"Mr. Crocker doesn't actually mistreat the boy?" Penny questioned.

"Herman couldn't be very good to anyone even if he tried. Perry was his daughter Ella's son, and I guess old Herman thought more of Ella than he did of any other member of his family. When she died he took the boy to raise."

"I judge his own wife isn't living," remarked Mr. Nichols.

"No, poor Ida went to her rest come twelve years ago this fall. Folks said she wouldn't have taken down with pneumonia if Herman had given her enough to eat."

Neither Penny nor her father encouraged Mrs. Masterbrook to talk, but all the way to the cottage she chattered about first one person and then another. With no effort on her part, Penny gathered many items of interesting information concerning Herman Crocker.

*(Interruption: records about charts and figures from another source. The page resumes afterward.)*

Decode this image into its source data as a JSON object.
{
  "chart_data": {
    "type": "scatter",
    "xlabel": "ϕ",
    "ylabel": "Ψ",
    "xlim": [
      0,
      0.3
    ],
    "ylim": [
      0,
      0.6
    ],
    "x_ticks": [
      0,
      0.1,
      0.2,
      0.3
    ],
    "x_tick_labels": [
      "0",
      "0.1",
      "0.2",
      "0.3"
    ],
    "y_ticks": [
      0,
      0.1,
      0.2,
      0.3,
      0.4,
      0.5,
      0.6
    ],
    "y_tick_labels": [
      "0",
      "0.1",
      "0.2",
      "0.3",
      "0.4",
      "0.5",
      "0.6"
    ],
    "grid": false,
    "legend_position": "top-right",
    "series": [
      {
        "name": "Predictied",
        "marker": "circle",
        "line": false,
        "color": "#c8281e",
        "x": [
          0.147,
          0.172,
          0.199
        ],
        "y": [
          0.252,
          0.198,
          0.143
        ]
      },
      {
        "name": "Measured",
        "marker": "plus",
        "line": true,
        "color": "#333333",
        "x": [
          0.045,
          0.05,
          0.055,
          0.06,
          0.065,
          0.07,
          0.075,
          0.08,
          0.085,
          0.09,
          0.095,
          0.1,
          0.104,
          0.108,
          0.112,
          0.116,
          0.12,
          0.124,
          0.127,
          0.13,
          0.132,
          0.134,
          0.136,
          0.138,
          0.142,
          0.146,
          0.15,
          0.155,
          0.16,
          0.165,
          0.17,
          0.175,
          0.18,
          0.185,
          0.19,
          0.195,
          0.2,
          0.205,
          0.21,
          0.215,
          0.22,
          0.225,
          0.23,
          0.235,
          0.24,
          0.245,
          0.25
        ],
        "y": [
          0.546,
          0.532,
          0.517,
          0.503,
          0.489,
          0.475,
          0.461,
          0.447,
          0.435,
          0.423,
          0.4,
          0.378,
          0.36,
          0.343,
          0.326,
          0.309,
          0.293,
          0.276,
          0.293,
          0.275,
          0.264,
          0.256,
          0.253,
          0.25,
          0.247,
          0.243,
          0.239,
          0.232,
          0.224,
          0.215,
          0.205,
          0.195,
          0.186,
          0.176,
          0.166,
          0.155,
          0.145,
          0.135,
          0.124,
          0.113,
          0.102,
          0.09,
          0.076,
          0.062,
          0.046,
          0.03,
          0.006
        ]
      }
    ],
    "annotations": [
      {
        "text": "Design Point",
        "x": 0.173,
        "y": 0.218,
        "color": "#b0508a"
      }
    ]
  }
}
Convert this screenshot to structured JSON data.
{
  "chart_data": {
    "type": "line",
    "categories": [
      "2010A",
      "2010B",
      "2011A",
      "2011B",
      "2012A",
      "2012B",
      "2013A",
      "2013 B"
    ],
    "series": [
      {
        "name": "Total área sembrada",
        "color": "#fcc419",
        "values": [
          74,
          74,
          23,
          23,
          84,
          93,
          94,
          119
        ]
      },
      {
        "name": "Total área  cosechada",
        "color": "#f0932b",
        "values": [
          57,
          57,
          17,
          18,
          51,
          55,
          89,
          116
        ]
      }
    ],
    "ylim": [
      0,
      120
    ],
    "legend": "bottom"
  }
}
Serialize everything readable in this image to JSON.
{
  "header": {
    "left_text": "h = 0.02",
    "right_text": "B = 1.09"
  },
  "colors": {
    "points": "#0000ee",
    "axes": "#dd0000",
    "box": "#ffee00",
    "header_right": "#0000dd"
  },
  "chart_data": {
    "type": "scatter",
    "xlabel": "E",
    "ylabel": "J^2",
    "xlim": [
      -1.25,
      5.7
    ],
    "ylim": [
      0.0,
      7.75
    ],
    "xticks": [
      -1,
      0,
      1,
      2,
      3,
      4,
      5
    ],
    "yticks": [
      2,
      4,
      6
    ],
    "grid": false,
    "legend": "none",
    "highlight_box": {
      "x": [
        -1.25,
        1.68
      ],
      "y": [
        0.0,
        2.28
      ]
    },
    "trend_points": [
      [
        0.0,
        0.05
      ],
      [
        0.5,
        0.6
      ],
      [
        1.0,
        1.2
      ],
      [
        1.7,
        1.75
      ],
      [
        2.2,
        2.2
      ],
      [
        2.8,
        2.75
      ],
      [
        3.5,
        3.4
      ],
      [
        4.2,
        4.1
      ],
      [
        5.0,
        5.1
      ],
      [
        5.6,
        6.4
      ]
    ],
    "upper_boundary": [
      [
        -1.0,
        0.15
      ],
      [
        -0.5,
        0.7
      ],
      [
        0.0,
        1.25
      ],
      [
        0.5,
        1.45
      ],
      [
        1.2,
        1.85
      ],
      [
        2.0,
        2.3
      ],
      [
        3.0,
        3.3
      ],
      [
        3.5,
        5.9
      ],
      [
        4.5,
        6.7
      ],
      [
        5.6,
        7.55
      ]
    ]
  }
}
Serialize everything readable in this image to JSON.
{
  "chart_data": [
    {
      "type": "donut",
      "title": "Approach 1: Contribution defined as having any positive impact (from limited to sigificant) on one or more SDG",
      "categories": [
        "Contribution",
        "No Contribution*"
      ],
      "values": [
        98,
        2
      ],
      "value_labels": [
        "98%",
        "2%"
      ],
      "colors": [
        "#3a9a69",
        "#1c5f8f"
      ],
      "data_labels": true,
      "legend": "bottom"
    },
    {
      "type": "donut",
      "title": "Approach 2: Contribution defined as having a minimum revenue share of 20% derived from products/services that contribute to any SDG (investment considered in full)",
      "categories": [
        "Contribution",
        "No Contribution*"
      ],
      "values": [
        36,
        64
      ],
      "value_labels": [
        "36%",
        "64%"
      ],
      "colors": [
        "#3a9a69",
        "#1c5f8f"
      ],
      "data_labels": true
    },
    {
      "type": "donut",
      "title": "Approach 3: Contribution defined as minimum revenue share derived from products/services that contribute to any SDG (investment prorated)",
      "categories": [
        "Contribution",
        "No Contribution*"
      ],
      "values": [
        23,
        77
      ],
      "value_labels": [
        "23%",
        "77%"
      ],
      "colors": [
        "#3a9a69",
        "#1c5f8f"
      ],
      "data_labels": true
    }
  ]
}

"Folks around here call him a miser," the woman revealed. "When his sister Jenny died, she left quite a tidy little fortune. Some people don't think Herman ever inherited very much of it, but I could tell 'em a few things about that matter if I were minded to do it."

"I'm sorry," interrupted Mr. Nichols, "but the Crocker family isn't of great interest to us. Suppose we forget about it."

"I thought you wanted to hear," retorted Mrs. Masterbrook indignantly. She subsided into hurt silence.

Penny felt sorry that her father had discouraged the woman from talking. Although she did not approve of idle gossip, she had been eager to learn more about Herman Crocker and his queer relatives. She wondered too if Mrs. Masterbrook could tell her anything about Mr. Crocker's nephew, Walter.

Penny and her father left the housekeeper at the cottage and then drove back to the village for supplies.